The cornerstone box was officially placed by Mrs. Henry W. Sage in the presence of assembled dignitaries, including Cornell and President Andrew D. White; the presidents of several other universities; and members of the Cornell faculty (which did not then include women). Also in the box were the university's first copies of the Register (akin to today's catalogue); a pamphlet of the university's laws and documents; a May 5, 1873, copy of the student weekly publication The Cornell Era; photos of Mr. and Mrs. Henry W. Sage; the Albany Evening Journal Almanac of 1873; and three newspapers, all dated May 14, 1873: The Ithaca Journal, The Ithaca Daily Democrat and The New York Times.

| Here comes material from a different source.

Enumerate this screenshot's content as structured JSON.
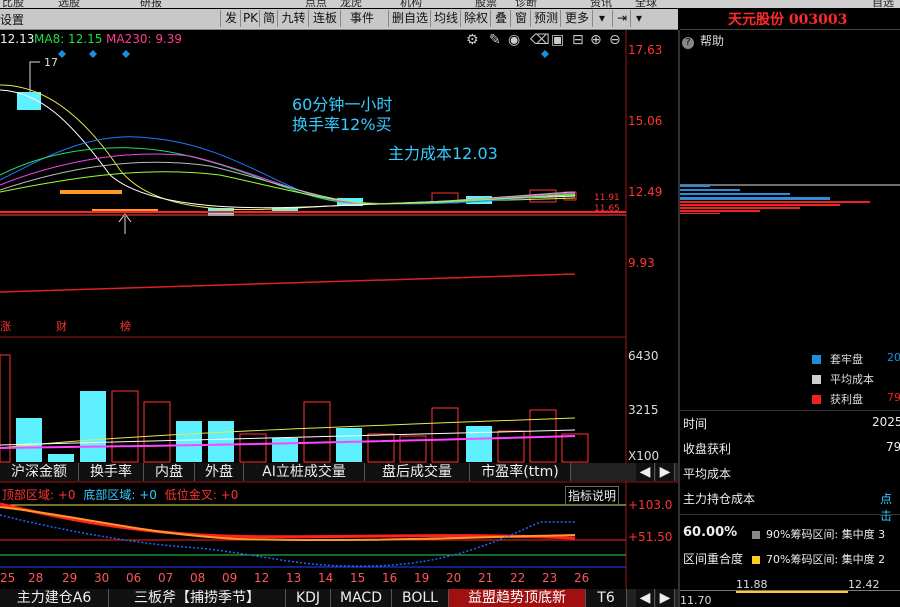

When its renovation is complete, Sage Hall will house the university's Johnson Graduate School of Management. The school's officials plan to place their own box of current memorabilia back into the cornerstone in the next few weeks, Engst said.
Hickerson stressed the lucky timing that enabled the Cornell community to learn of the letter's contents.
"Were it not for the renovation of Sage Hall currently under way, the cornerstone box would not have been accessible," he said. "We might not have learned what Cornell said in his letter for another 125 years. We are very grateful to John McKeown [director of business operations for the Johnson School] for taking the lead on organizing the opening of the cornerstone."
The lead box and its contents will be archived and put on display in the Cornell Library, Engst said, adding that Cornell's letter will ultimately be available on the World Wide Web. She said the letter will further enhance a collection of papers that have rare educational potentials.
"I have always seen the Ezra Cornell papers as a tremendous resource for learning about 19th-century American history," she said. "He was an incredible man, and his views at the time were extremely radical. Not only did he want women in higher education, he thought it was entirely ordinary that they should be. And, as this letter shows, he also felt strongly that the university should be open to people of all religious and political persuasions."